Company said it had been forced to take action to deal with ongoing costs crisis and impact of El Niño
Peru’s Camposol has announced a corporate restructuring and layoffs as it struggles to deal with spiralling costs and the economic crisis. On 14 September CEO José Antonio Gómez released a statement informing workers of plans to downsize some areas of the company and lay off staff immediately as part of a focus on achieving greater efficiency in costs and expenses.
“2022 was a difficult year, full of challenges and with very high costs in fertilisers, maritime freight, and logistic in general,” the statement said. “The Russian invasion of Ukraine complicated our main markets in an important way, as it reduced the price of avocado, blueberry and other products and caused other complications that generated negative impacts on the economies of the countries where we produce.

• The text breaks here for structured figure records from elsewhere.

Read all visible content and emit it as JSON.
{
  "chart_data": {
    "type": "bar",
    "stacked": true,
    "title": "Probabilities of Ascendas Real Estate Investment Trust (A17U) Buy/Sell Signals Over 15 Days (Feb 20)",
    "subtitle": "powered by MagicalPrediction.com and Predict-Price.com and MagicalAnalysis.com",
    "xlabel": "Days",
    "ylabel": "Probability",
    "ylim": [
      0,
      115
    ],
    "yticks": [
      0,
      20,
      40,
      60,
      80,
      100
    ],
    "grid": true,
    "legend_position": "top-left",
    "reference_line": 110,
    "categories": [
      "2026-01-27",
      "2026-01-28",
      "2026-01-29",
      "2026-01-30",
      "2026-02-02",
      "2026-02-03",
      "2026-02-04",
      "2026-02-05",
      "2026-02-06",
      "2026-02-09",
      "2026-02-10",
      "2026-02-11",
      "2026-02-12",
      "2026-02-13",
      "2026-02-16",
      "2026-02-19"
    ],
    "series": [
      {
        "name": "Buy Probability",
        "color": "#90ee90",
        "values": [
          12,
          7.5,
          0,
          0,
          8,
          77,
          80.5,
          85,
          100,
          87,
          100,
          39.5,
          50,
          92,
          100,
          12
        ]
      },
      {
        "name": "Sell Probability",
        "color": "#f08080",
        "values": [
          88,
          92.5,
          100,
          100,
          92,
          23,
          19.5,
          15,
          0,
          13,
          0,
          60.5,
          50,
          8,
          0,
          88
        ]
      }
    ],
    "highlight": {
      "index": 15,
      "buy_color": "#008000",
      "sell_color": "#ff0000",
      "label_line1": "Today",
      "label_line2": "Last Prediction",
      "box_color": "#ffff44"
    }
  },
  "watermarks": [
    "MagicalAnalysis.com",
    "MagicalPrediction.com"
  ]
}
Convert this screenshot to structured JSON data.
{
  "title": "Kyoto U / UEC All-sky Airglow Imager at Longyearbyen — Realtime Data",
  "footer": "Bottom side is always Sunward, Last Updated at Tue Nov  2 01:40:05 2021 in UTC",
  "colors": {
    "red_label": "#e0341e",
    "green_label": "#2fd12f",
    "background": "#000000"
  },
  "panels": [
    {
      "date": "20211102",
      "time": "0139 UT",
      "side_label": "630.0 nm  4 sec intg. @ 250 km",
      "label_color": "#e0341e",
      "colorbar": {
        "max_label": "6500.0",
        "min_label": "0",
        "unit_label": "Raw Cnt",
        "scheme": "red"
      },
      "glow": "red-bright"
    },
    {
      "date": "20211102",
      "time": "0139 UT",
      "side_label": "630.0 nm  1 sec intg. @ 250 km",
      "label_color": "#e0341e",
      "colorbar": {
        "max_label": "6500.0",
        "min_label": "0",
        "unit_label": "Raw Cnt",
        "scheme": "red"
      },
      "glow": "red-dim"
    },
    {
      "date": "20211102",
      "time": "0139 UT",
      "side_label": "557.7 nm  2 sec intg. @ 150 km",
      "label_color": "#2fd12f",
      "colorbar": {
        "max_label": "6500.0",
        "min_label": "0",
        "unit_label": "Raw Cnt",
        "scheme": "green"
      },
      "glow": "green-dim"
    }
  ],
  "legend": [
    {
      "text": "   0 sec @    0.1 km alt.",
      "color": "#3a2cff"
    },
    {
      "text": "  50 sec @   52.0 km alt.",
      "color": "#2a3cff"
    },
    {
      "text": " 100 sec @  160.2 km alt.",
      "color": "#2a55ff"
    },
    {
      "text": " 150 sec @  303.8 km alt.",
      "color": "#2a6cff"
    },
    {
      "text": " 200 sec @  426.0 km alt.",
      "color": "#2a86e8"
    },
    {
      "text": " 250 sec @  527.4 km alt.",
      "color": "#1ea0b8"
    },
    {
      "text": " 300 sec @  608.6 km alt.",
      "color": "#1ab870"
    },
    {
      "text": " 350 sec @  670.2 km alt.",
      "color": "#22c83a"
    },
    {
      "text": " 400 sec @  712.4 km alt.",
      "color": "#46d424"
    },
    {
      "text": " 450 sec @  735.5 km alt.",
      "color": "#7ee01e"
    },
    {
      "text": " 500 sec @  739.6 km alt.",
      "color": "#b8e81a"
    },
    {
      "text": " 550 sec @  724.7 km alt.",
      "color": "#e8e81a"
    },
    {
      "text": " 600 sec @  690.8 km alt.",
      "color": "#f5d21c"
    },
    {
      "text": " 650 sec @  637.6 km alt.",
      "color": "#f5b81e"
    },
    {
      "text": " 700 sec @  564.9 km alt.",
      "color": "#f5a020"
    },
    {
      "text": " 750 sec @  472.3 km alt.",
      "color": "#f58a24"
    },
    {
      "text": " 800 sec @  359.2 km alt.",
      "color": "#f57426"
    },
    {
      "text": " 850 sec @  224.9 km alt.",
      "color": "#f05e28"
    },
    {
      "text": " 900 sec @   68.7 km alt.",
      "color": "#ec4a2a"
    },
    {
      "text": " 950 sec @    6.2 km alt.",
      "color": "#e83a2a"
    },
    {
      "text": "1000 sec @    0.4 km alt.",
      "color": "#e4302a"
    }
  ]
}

“This year, like last year, is very challenging, with adverse impacts due to the El Niño phenomenon, which has been reducing production volumes of avocado, blueberries, citrus and other products, and in turn increasing their costs significantly.”
The company’s accounts show it made a loss of US$21.953m for the first half of 2023, compared to a loss of US$45.786m for the same period of 2022.
Gómez said the present climate made it necessary to take difficult but necessary measures to help the company become sustainable and adapt to the constant changes in the global environment.
“In recent months we have implemented a series of measures to cushion the negative impact of these factors, however, given the magnitude of the current scenario, our efforts are focused on operating as a highly efficient organisation, which is why, with the
management team, we have carried out an exhaustive analysis of the organisational structure in all our operations and offices globally,” the statement continued.
“Based on this, we have decided to reduce some areas of the company, prioritising the projects, strategic objectives and activities that will allow us to face the current situation in the best way.”
In June this year, Camposol announced plans to diversify its portfolio of markets and customers after focusing for several years on its traditional markets of North America, Europe and Asia. The company said it is seeking to opening new markets, mainly in Latin America, with a view to strategic diversification.
In last week’s statement, Gómez said reducing the workforce was “not an easy decision” for the company. “Today we have announced the dismissal of some of our colleagues in different locations. It is important to emphasize that this decision bears no relation to their professional performance,” he said.
“This decision, together with the rest of the measures that we have been implementing for a few weeks, will allow us to move forward in 2023 and put us on the right path so that we can achieve our goals in 2024.”